You normally think of high temperatures occuring in the afternoon, right? Take a look at how often highs occured around midnight.
What a difference a day makes! The district was a good 10 degrees warmer than yesterday (and that's just comparing the daily highs).
It actually feels a lot warmer than yesterday, since temperatures through most of the day, yesterday, were only in the 30s! Yesterday's high of 44 degrees was recorded at 11:59 PM. So that got me, and a few other ABC7 meteorologists, thinking. Hasn't this "high at midnight" occurence been more prevalant over the past month or so? I figured I'd take a look just out of idle curiousity.
Normally high temperatures occur in the afternoon when we've recieved the most amount of daylight, but approaching weather systems can certainly have an impact on this.
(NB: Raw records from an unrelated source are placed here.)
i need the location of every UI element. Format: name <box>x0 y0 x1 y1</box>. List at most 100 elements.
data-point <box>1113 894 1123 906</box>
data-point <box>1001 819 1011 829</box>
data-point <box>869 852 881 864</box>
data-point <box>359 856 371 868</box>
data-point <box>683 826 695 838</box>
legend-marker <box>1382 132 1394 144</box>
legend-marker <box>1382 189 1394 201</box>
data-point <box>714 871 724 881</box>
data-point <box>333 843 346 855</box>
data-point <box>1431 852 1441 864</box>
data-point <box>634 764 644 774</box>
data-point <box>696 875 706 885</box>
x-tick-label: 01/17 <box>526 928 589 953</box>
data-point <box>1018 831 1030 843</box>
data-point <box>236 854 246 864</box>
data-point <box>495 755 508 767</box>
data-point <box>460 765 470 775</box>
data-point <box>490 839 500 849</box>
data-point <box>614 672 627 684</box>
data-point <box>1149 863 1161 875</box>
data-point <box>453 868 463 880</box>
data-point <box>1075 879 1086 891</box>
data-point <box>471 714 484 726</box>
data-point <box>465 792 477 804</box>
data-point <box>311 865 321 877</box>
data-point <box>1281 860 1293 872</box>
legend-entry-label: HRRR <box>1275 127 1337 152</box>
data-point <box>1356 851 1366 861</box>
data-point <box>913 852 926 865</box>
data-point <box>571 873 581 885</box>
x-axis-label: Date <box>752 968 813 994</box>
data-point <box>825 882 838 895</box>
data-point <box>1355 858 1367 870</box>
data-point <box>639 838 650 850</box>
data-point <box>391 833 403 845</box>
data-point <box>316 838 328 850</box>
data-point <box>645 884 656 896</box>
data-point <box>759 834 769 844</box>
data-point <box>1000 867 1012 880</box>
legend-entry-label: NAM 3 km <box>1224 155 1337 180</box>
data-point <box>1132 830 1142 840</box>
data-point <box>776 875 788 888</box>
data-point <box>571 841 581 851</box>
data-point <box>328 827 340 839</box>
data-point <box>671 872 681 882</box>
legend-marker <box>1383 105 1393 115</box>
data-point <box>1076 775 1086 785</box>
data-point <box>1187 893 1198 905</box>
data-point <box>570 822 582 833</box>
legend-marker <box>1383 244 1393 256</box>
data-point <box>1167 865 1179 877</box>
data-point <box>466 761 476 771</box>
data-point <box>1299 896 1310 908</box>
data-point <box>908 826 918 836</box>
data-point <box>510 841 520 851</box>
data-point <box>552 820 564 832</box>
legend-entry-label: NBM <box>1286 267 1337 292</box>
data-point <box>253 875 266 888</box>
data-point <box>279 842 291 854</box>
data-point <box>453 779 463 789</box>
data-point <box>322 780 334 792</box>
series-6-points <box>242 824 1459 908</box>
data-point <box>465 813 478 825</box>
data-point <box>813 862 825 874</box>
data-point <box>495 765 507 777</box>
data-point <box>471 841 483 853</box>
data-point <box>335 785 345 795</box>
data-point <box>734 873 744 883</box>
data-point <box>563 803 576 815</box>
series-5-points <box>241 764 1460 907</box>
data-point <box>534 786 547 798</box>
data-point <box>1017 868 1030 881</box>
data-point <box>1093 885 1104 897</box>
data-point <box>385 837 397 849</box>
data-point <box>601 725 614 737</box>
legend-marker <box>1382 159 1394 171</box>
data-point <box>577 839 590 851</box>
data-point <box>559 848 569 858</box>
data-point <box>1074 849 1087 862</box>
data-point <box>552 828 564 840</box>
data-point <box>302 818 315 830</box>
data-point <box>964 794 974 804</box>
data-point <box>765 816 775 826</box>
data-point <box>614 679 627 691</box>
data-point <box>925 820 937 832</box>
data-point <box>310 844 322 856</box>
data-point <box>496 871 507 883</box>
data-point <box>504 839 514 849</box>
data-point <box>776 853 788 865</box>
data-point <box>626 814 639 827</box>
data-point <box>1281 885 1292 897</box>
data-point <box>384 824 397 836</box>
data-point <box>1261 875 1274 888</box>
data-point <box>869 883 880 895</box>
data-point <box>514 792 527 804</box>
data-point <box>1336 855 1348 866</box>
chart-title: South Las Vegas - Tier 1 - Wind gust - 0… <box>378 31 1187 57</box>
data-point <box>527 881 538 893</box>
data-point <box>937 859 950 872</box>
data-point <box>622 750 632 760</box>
A perfect example was yesterday. It was chilly, drizzly, and gray all day. As a warm front lifted over the region, temperatures started to climb.
So the high temperature for yesterday hit at midnight. How often, since December 1, 2011 has this occured?
- From the chart above, you can see the high has occured at or around (plus or minus 2 hours) midnight 9 times over the course of 54 days. That doesn't sound very impressive, but when you consider highs are usually reached during the afternoon it makes it more of an anomaly. What's a little more interesting is the high has hit at midnight 8 out of 24 days in January. Also, check out the two 60 degree highs we had at midnight! Talk about a mild winter's night!
- There isn't much climate data that keeps a tally of this information, but it was something the ABC7 weather team had been noting and I figured I'd take a closer look. All I have to say is I wouldn't mind having those 60 degree high temperatures during the day more often in winter!